Search code examples
scalamavenapache-sparkjarorc

How to use orc-core-1.5.5 in Spark 2.3.3?


My codes rely on orc-core-1.5.5 and I need it to run on Spark-2.3.3environment. But Spark-2.3.3 has only orc-core-1.4.4.

Due to some reason, "--jars" is not allowed for my case. So I tried to use Maven Shade Plugin to add orc-core-1.5.5 into my final jar. But when I submit this jar to Spark-2.3.3, it still says java.lang.NoSuchMethodError: org.apache.orc.OrcFile$ReaderOptions.getUseUTCTimestamp()Z (which only exists in 1.5.5 version). It seems that my app didn't use orc-core-1.5.5 inside my jar, but search for this method in 1.4.4 in Spark environment.

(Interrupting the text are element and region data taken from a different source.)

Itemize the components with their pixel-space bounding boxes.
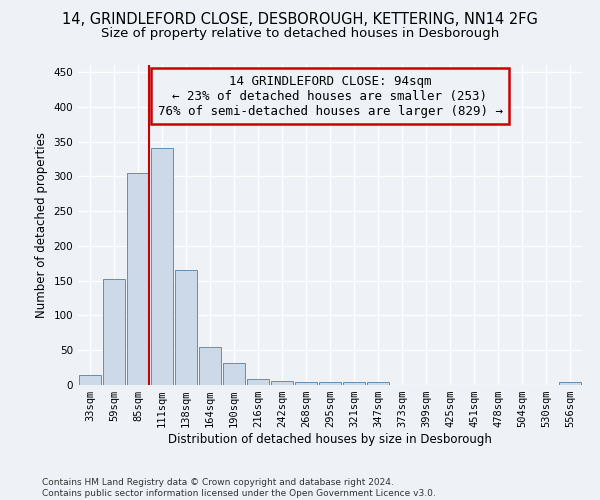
Text: 14, GRINDLEFORD CLOSE, DESBOROUGH, KETTERING, NN14 2FG: 14, GRINDLEFORD CLOSE, DESBOROUGH, KETTE… [62, 12, 538, 28]
X-axis label: Distribution of detached houses by size in Desborough: Distribution of detached houses by size … [168, 433, 492, 446]
Bar [559, 382, 581, 385]
Bar [151, 148, 173, 385]
Y-axis label: Number of detached properties: Number of detached properties [35, 132, 48, 318]
Bar [79, 374, 101, 385]
Bar [223, 362, 245, 385]
Bar [295, 382, 317, 385]
Text: Size of property relative to detached houses in Desborough: Size of property relative to detached ho… [101, 28, 499, 40]
Text: Contains HM Land Registry data © Crown copyright and database right 2024.
Contai: Contains HM Land Registry data © Crown c… [42, 478, 436, 498]
Bar [367, 382, 389, 385]
Bar [247, 378, 269, 385]
Bar [127, 173, 149, 385]
Text: 14 GRINDLEFORD CLOSE: 94sqm
← 23% of detached houses are smaller (253)
76% of se: 14 GRINDLEFORD CLOSE: 94sqm ← 23% of det… [157, 74, 503, 118]
Bar [175, 270, 197, 385]
Bar [343, 382, 365, 385]
Bar [271, 381, 293, 385]
Bar [103, 278, 125, 385]
Bar [199, 346, 221, 385]
Bar [319, 382, 341, 385]
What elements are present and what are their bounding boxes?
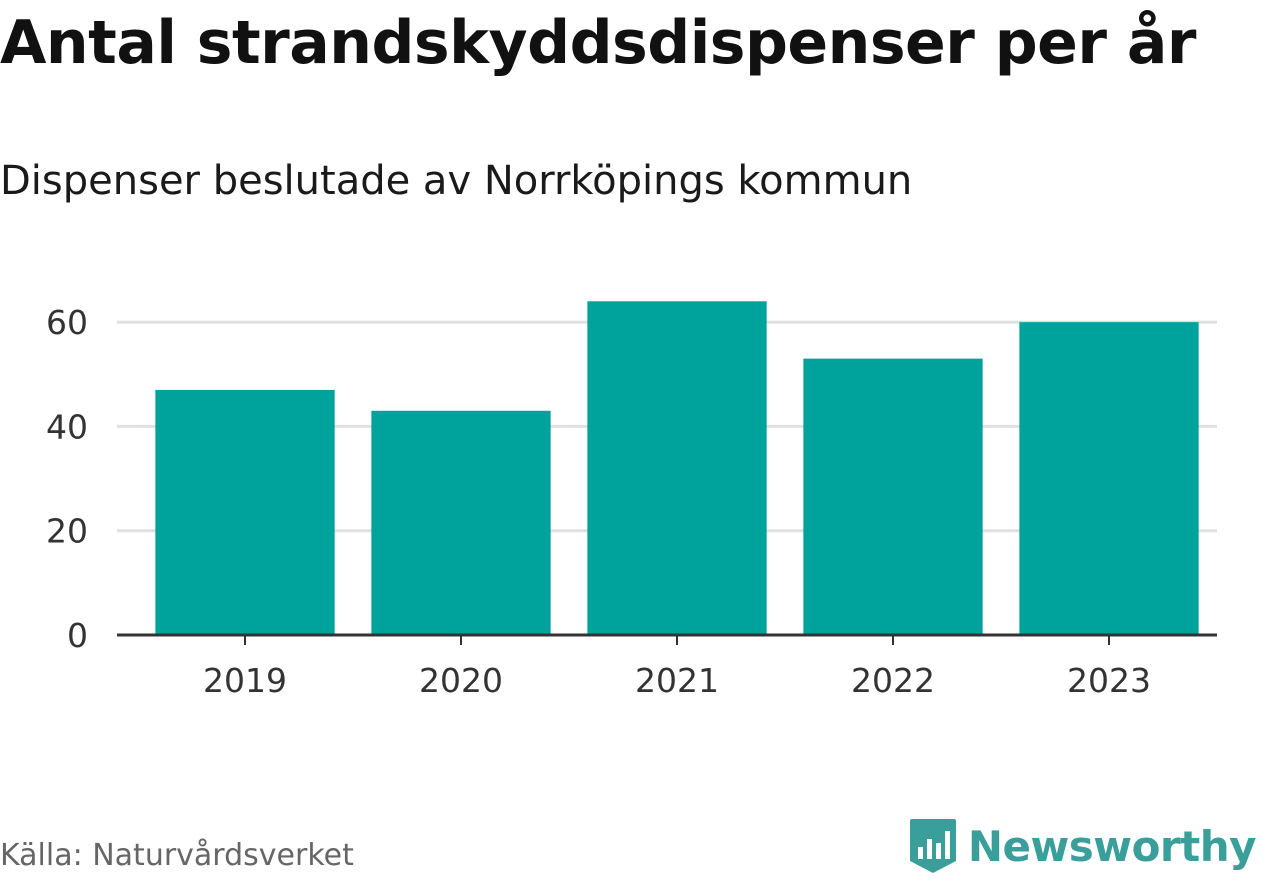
x-tick-label: 2022 bbox=[851, 661, 935, 700]
x-tick-label: 2023 bbox=[1067, 661, 1151, 700]
bar-2019 bbox=[155, 389, 335, 635]
y-tick-label: 20 bbox=[46, 512, 88, 551]
y-tick-label: 60 bbox=[46, 303, 88, 342]
bar-chart: 0 20 40 60 2019 2020 2021 2022 2023 bbox=[46, 301, 1217, 700]
bar-2021 bbox=[587, 301, 767, 635]
chart-title: Antal strandskyddsdispenser per år bbox=[0, 8, 1196, 78]
x-tick-label: 2021 bbox=[635, 661, 719, 700]
bar-2023 bbox=[1019, 322, 1199, 635]
x-tick-label: 2020 bbox=[419, 661, 503, 700]
y-tick-label: 40 bbox=[46, 407, 88, 446]
y-tick-label: 0 bbox=[67, 616, 88, 655]
bar-2020 bbox=[371, 410, 551, 635]
bar-chart-badge-icon bbox=[909, 819, 956, 873]
x-tick-label: 2019 bbox=[203, 661, 287, 700]
bar-2022 bbox=[803, 358, 983, 635]
brand-logo: Newsworthy bbox=[908, 817, 1257, 875]
brand-name: Newsworthy bbox=[967, 821, 1257, 871]
source-note: Källa: Naturvårdsverket bbox=[0, 838, 354, 873]
chart-subtitle: Dispenser beslutade av Norrköpings kommu… bbox=[0, 158, 913, 204]
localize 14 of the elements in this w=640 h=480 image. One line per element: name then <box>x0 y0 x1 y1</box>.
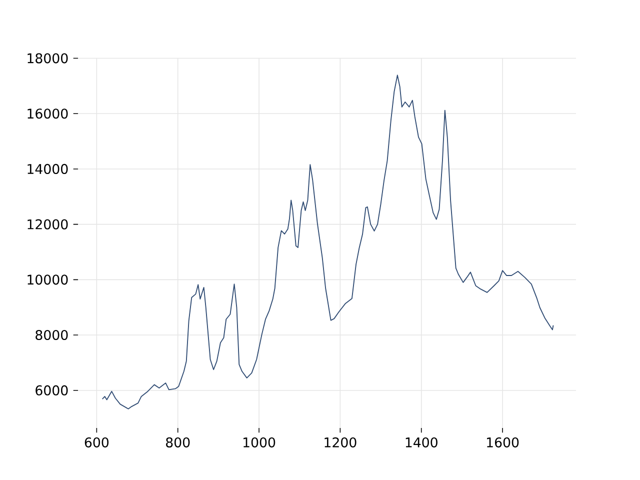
y-tick-label: 10000 <box>28 274 68 285</box>
y-tick-label: 12000 <box>28 219 68 230</box>
y-tick-label: 8000 <box>36 330 68 340</box>
x-tick-label: 800 <box>166 437 190 448</box>
x-tick-label: 1400 <box>406 437 438 448</box>
line-series <box>102 74 554 410</box>
y-tick-label: 16000 <box>28 108 68 119</box>
x-tick-label: 1200 <box>324 437 356 448</box>
y-tick-label: 18000 <box>28 53 68 64</box>
y-tick-label: 14000 <box>28 164 68 174</box>
x-tick-label: 600 <box>84 437 109 448</box>
x-tick-label: 1000 <box>244 437 276 448</box>
y-tick-label: 6000 <box>36 385 68 396</box>
x-tick-label: 1600 <box>487 437 519 448</box>
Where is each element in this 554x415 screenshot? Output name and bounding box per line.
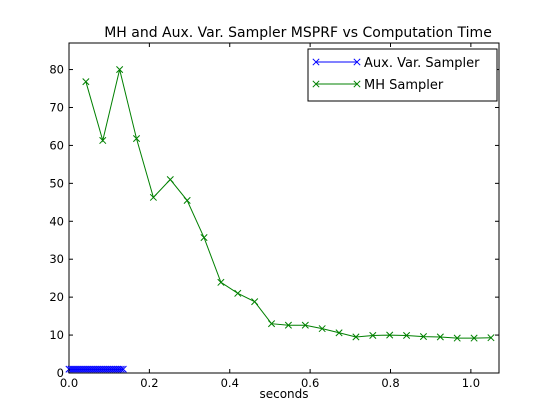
chart-title: MH and Aux. Var. Sampler MSPRF vs Comput…: [104, 25, 492, 41]
x-tick-label: 0.2: [140, 376, 158, 390]
ticks-layer: 0.0 0.2 0.4 0.6 0.8 1.0 0 10 20 30 40 50 60 70 80: [49, 43, 499, 390]
series-1-point-10: [251, 298, 259, 306]
y-tick-label: 0: [57, 366, 64, 380]
series-1-point-9: [234, 289, 242, 297]
x-tick-label: 0.0: [60, 376, 78, 390]
y-tick-label: 40: [49, 214, 64, 228]
series-1-point-17: [369, 331, 377, 340]
series-1-point-22: [453, 334, 461, 342]
x-axis-label: seconds: [259, 387, 308, 401]
legend-label-aux-var: Aux. Var. Sampler: [364, 56, 480, 71]
x-tick-label: 0.8: [381, 376, 399, 390]
legend-marker-start: [312, 58, 320, 66]
series-1-point-5: [166, 175, 174, 184]
series-1-point-15: [335, 329, 343, 337]
series-0-point-27: [119, 365, 127, 373]
y-tick-label: 80: [49, 63, 64, 77]
series-0-point-26: [117, 365, 125, 373]
series-1-point-11: [267, 320, 276, 328]
series-1-point-1: [99, 136, 107, 145]
legend-marker-aux-var: [312, 58, 361, 66]
series-layer: [65, 65, 495, 373]
y-tick-label: 30: [49, 252, 64, 266]
series-1-point-13: [301, 321, 309, 329]
series-1-point-4: [149, 193, 157, 201]
series-1-point-23: [470, 334, 478, 342]
legend-marker-mh: [312, 80, 361, 88]
legend-marker-end: [353, 58, 361, 66]
x-tick-label: 1.0: [462, 376, 480, 390]
legend-marker-start: [312, 80, 320, 88]
legend: Aux. Var. Sampler MH Sampler: [307, 48, 498, 102]
series-1: [82, 65, 495, 342]
series-1-point-18: [386, 331, 394, 339]
series-1-point-24: [487, 334, 495, 342]
series-1-point-14: [318, 325, 326, 333]
y-tick-label: 50: [49, 176, 64, 190]
y-tick-label: 10: [49, 328, 64, 342]
series-1-point-3: [132, 135, 141, 143]
series-1-point-12: [284, 321, 292, 329]
x-tick-label: 0.4: [221, 376, 239, 390]
y-tick-label: 60: [49, 138, 64, 152]
series-1-point-6: [183, 196, 191, 204]
series-1-point-19: [403, 331, 411, 340]
x-tick-label: 0.6: [301, 376, 319, 390]
series-1-point-0: [82, 78, 90, 86]
y-tick-label: 20: [49, 290, 64, 304]
series-1-point-20: [419, 333, 428, 341]
series-1-point-2: [116, 65, 124, 74]
series-1-point-21: [436, 333, 444, 341]
series-1-point-16: [352, 333, 360, 341]
y-tick-label: 70: [49, 100, 64, 114]
series-1-point-8: [217, 278, 225, 286]
legend-box: [307, 48, 498, 102]
legend-marker-end: [353, 80, 361, 88]
series-0: [65, 365, 127, 373]
legend-label-mh: MH Sampler: [364, 78, 444, 93]
series-1-point-7: [200, 234, 208, 242]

the shading part in my pom:

            <plugin>
                <groupId>org.apache.maven.plugins</groupId>
                <artifactId>maven-shade-plugin</artifactId>
                <version>3.2.1</version>
                <executions>
                  <execution>
                    <phase>package</phase>
                    <goals>
                      <goal>shade</goal>
                    </goals>
                    <configuration>
                      <shadedArtifactAttached>true</shadedArtifactAttached>
                      <shadedClassifierName>cuda10</shadedClassifierName>
                      <artifactSet>
                        <includes>
                          <include>org.apache.orc:orc-core:nohive</include>
                        </includes>
                      </artifactSet>

                    </configuration>

                  </execution>
                </executions>
            </plugin>

After getting the jar, I dig into it and decompile the OrcFile.class. I can see the method "getUseUTCTimestamp()" lying there.

What's the order of the method search process? what can I do to use a method that only exists in orc-core-1.5.5, but on Spark-2.3.3?

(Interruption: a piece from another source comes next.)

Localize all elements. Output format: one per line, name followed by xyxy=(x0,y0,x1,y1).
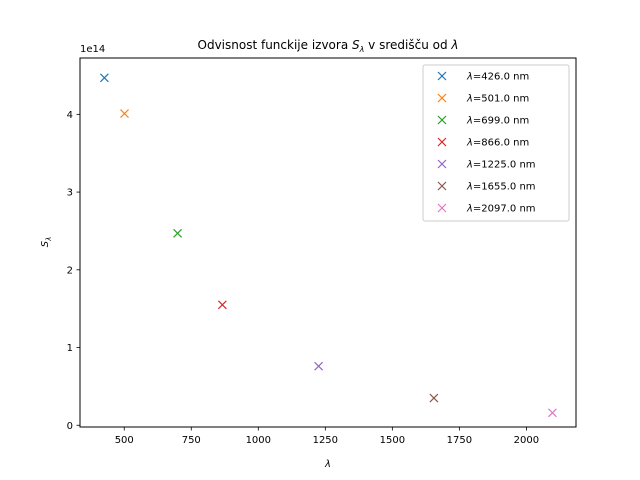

Updated according to the answer, add relocations in configuration

                  <relocations>
                    <relocation>
                      <pattern>org.apache.orc</pattern>
                      <shadedPattern>org.shaded.apache.orc</shadedPattern>
                    </relocation>
                  </relocations>

But I'm getting a new error:

java.lang.NoClassDefFoundError: Could not initialize class org.shaded.apache.orc.impl.SnappyCodec
    at org.shaded.apache.orc.impl.WriterImpl.createCodec(WriterImpl.java:244)
    at org.shaded.apache.orc.impl.OrcCodecPool.getCodec(OrcCodecPool.java:55)
    at org.shaded.apache.orc.impl.ReaderImpl.extractFileTail(ReaderImpl.java:606)
......

I can see org/shaded/apache/orc lying in my jar.


Solution

  • You'll want to use the <relocation> directive of the maven shade plugin. This will change the "location" of your dependency so as to not conflict with the spark version.

    The shade plugin effectively moves your dependency into a different package location, and rewrites the bytecode of the rest of your project to use the changed fully qualified class names, so that it doesn't overlap with spark's dependencies, and allows both versions to exist simultaneously in the JVM.